Le propos a déjà été expérimenté dans Le Prix du danger, un film avec Gérard Lanvin ou bien dans Running man de Stephen King mais revisité par Suzanne Collins. L'état totalitaire du Capitole impose à chacun de ses districts de lui fournir deux jeunes gens (un garçon et une fille) entre douze et dix-huit ans, les tributs, afin d'organiser des jeux télévisés. Ces tributs sont jetés dans une arène, seul un d'entre eux en réchappera après avoir tué tous les autres. L'héroïne que l'on peut suivre s'appelle Katniss, elle est accompagnée dans ces jeux cruels parPeeta, un garçon de son district.

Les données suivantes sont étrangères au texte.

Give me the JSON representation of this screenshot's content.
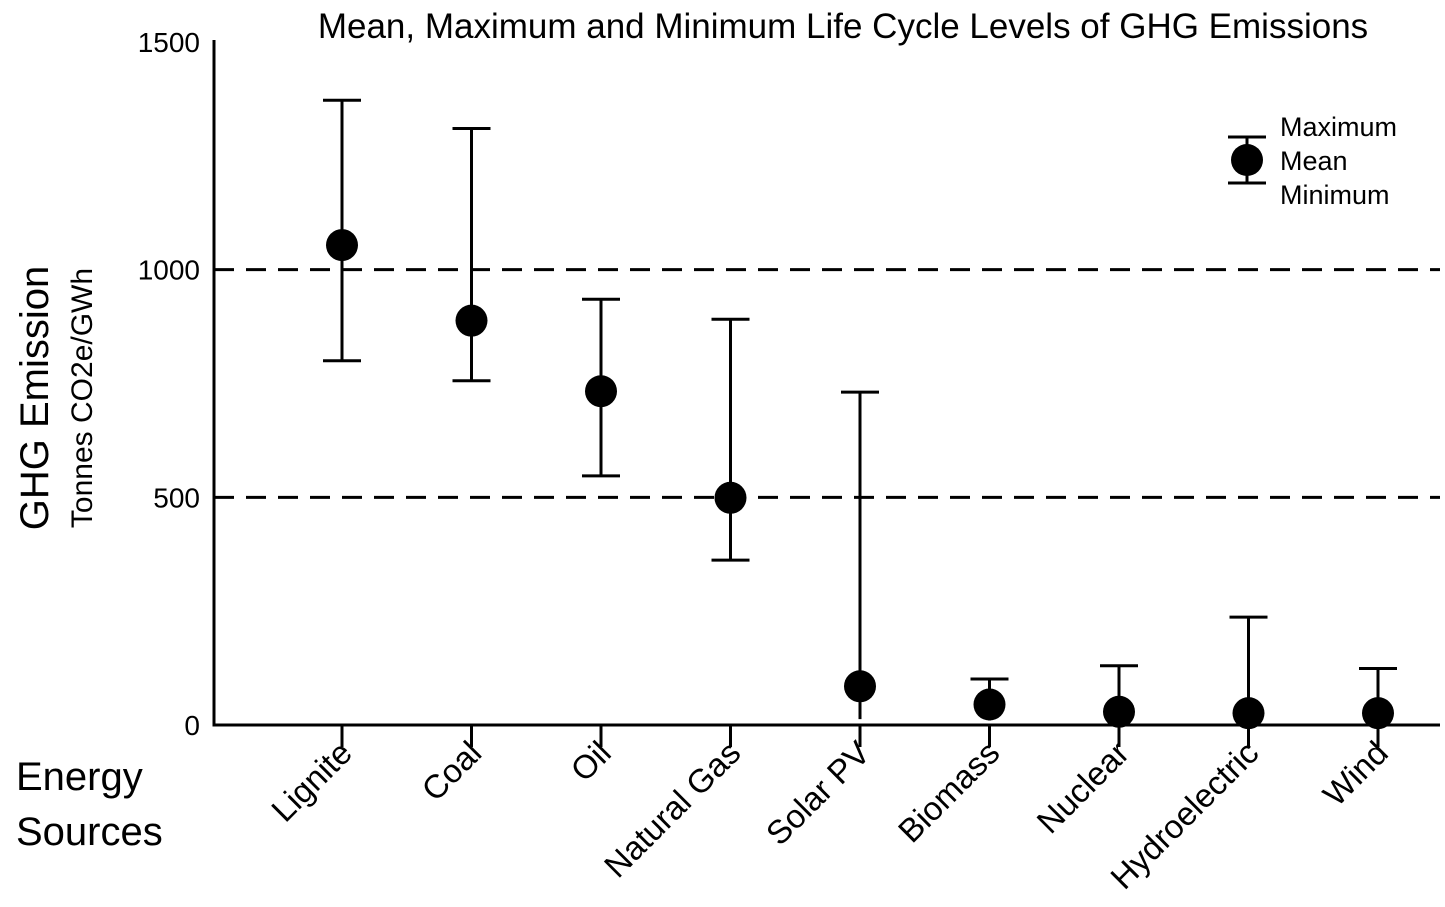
{
  "chart_data": {
    "type": "errorbar",
    "title": "Mean, Maximum and Minimum Life Cycle Levels of GHG Emissions",
    "ylabel": "GHG Emission",
    "ylabel_unit": "Tonnes CO2e/GWh",
    "xlabel_line1": "Energy",
    "xlabel_line2": "Sources",
    "ylim": [
      0,
      1500
    ],
    "yticks": [
      "0",
      "500",
      "1000",
      "1500"
    ],
    "ytick_values": [
      0,
      500,
      1000,
      1500
    ],
    "gridlines_dashed": [
      500,
      1000
    ],
    "categories": [
      "Lignite",
      "Coal",
      "Oil",
      "Natural Gas",
      "Solar PV",
      "Biomass",
      "Nuclear",
      "Hydroelectric",
      "Wind"
    ],
    "mean": [
      1054,
      888,
      733,
      499,
      85,
      45,
      29,
      26,
      26
    ],
    "maximum": [
      1372,
      1310,
      935,
      891,
      731,
      101,
      130,
      237,
      124
    ],
    "minimum": [
      800,
      756,
      547,
      362,
      13,
      10,
      2,
      2,
      2
    ],
    "legend": {
      "position": "top-right",
      "labels": [
        "Maximum",
        "Mean",
        "Minimum"
      ]
    },
    "colors": {
      "marker": "#000000",
      "axis": "#000000"
    }
  }
}
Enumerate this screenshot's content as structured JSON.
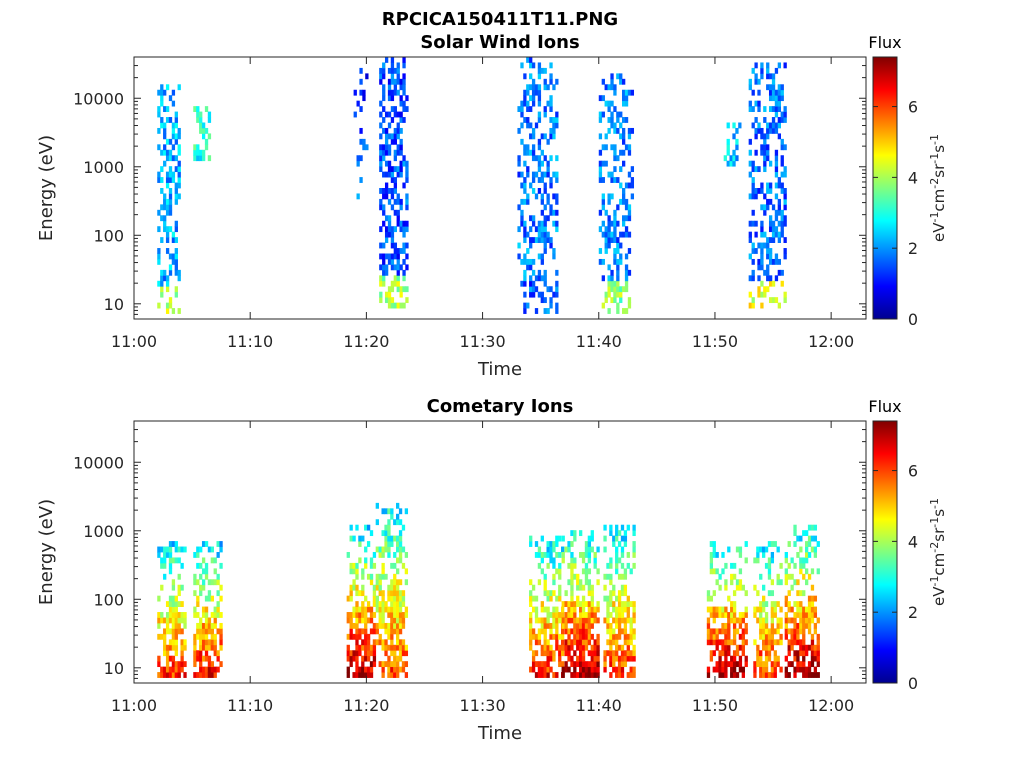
{
  "figure_title": "RPCICA150411T11.PNG",
  "chart_data": [
    {
      "type": "heatmap",
      "title": "Solar Wind Ions",
      "xlabel": "Time",
      "ylabel": "Energy (eV)",
      "y_scale": "log",
      "ylim": [
        6,
        40000
      ],
      "xlim": [
        "11:00",
        "12:03"
      ],
      "x_ticks": [
        "11:00",
        "11:10",
        "11:20",
        "11:30",
        "11:40",
        "11:50",
        "12:00"
      ],
      "y_ticks": [
        {
          "value": 10,
          "label": "10"
        },
        {
          "value": 100,
          "label": "100"
        },
        {
          "value": 1000,
          "label": "1000"
        },
        {
          "value": 10000,
          "label": "10000"
        }
      ],
      "colorbar": {
        "title": "Flux",
        "unit_html": "eV<tspan dy=\"-6\" font-size=\"11\">-1</tspan><tspan dy=\"6\">cm</tspan><tspan dy=\"-6\" font-size=\"11\">-2</tspan><tspan dy=\"6\">sr</tspan><tspan dy=\"-6\" font-size=\"11\">-1</tspan><tspan dy=\"6\">s</tspan><tspan dy=\"-6\" font-size=\"11\">-1</tspan>",
        "range": [
          0,
          7.4
        ],
        "ticks": [
          "0",
          "2",
          "4",
          "6"
        ],
        "colormap": "jet"
      },
      "bursts": [
        {
          "t": 3.0,
          "width": 2.0,
          "emin": 7,
          "emax": 15000,
          "flux": 2.2,
          "density": 0.55,
          "low_flux": 4.0
        },
        {
          "t": 5.8,
          "width": 1.4,
          "emin": 1200,
          "emax": 7000,
          "flux": 3.0,
          "density": 0.5,
          "low_flux": 3.0
        },
        {
          "t": 19.5,
          "width": 1.2,
          "emin": 300,
          "emax": 25000,
          "flux": 1.3,
          "density": 0.3,
          "low_flux": 2.0
        },
        {
          "t": 22.3,
          "width": 2.4,
          "emin": 8,
          "emax": 35000,
          "flux": 1.5,
          "density": 0.6,
          "low_flux": 4.0
        },
        {
          "t": 34.8,
          "width": 3.6,
          "emin": 7,
          "emax": 35000,
          "flux": 1.8,
          "density": 0.45,
          "low_flux": 1.6
        },
        {
          "t": 41.5,
          "width": 3.0,
          "emin": 7,
          "emax": 20000,
          "flux": 1.8,
          "density": 0.5,
          "low_flux": 3.8
        },
        {
          "t": 51.5,
          "width": 1.5,
          "emin": 1000,
          "emax": 4000,
          "flux": 2.4,
          "density": 0.3,
          "low_flux": 2.4
        },
        {
          "t": 54.5,
          "width": 3.2,
          "emin": 8,
          "emax": 30000,
          "flux": 1.7,
          "density": 0.5,
          "low_flux": 4.4
        }
      ]
    },
    {
      "type": "heatmap",
      "title": "Cometary Ions",
      "xlabel": "Time",
      "ylabel": "Energy (eV)",
      "y_scale": "log",
      "ylim": [
        6,
        40000
      ],
      "xlim": [
        "11:00",
        "12:03"
      ],
      "x_ticks": [
        "11:00",
        "11:10",
        "11:20",
        "11:30",
        "11:40",
        "11:50",
        "12:00"
      ],
      "y_ticks": [
        {
          "value": 10,
          "label": "10"
        },
        {
          "value": 100,
          "label": "100"
        },
        {
          "value": 1000,
          "label": "1000"
        },
        {
          "value": 10000,
          "label": "10000"
        }
      ],
      "colorbar": {
        "title": "Flux",
        "unit_html": "eV<tspan dy=\"-6\" font-size=\"11\">-1</tspan><tspan dy=\"6\">cm</tspan><tspan dy=\"-6\" font-size=\"11\">-2</tspan><tspan dy=\"6\">sr</tspan><tspan dy=\"-6\" font-size=\"11\">-1</tspan><tspan dy=\"6\">s</tspan><tspan dy=\"-6\" font-size=\"11\">-1</tspan>",
        "range": [
          0,
          7.4
        ],
        "ticks": [
          "0",
          "2",
          "4",
          "6"
        ],
        "colormap": "jet"
      },
      "bursts": [
        {
          "t": 3.2,
          "width": 2.4,
          "emin": 7,
          "emax": 600,
          "flux": 5.0,
          "density": 0.75,
          "core_flux": 6.2
        },
        {
          "t": 6.4,
          "width": 2.6,
          "emin": 7,
          "emax": 600,
          "flux": 5.0,
          "density": 0.75,
          "core_flux": 6.6
        },
        {
          "t": 19.6,
          "width": 2.6,
          "emin": 7,
          "emax": 1200,
          "flux": 5.2,
          "density": 0.7,
          "core_flux": 7.0
        },
        {
          "t": 22.2,
          "width": 2.8,
          "emin": 7,
          "emax": 2800,
          "flux": 4.6,
          "density": 0.7,
          "core_flux": 6.0
        },
        {
          "t": 35.5,
          "width": 3.0,
          "emin": 7,
          "emax": 800,
          "flux": 4.8,
          "density": 0.7,
          "core_flux": 6.4
        },
        {
          "t": 38.4,
          "width": 3.2,
          "emin": 7,
          "emax": 1000,
          "flux": 5.4,
          "density": 0.75,
          "core_flux": 7.2
        },
        {
          "t": 41.8,
          "width": 2.8,
          "emin": 7,
          "emax": 1200,
          "flux": 4.8,
          "density": 0.7,
          "core_flux": 6.2
        },
        {
          "t": 51.0,
          "width": 3.4,
          "emin": 7,
          "emax": 700,
          "flux": 5.4,
          "density": 0.75,
          "core_flux": 7.2
        },
        {
          "t": 54.6,
          "width": 2.6,
          "emin": 7,
          "emax": 700,
          "flux": 4.8,
          "density": 0.7,
          "core_flux": 6.2
        },
        {
          "t": 57.5,
          "width": 3.0,
          "emin": 7,
          "emax": 1200,
          "flux": 5.2,
          "density": 0.75,
          "core_flux": 7.2
        }
      ]
    }
  ]
}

J'ai adoré ce livre que j'ai lu presque d'une traite: on ne s'ennuie jamais, il y a du rythme, cela peut rappeler par la structure certains jeux vidéos dans lesquels une victoire ouvre sur un autre monde. En plus, c'est plus profond que ce qu'on peut penser au premier abord. Il y a un questionnement sur nos sociétés ultramédiatisées, sur la télé-réalité, sur la manipulation par le pouvoir des images et donc des vies humaines. Pour avoir vu par hasard un épisode de Kho Lanta, je pense qu'Hunger games est tout à fait dans le vrai face aux comportements adoptés par certains candidats. Et puis il y a les bons sentiments et la notion d'empathie qui viennent contrecarrer la violence.
Je ne comprends pas le tollé fait par certains parents (notamment aux Etats-Unis) face à ce roman d'anticipation: on ne rend pas les jeunes violents en leur montrant des univers violents fantasmés. Ici, la violence est dénoncée et non pas complaisamment regardée.
Vite, le prochain tome.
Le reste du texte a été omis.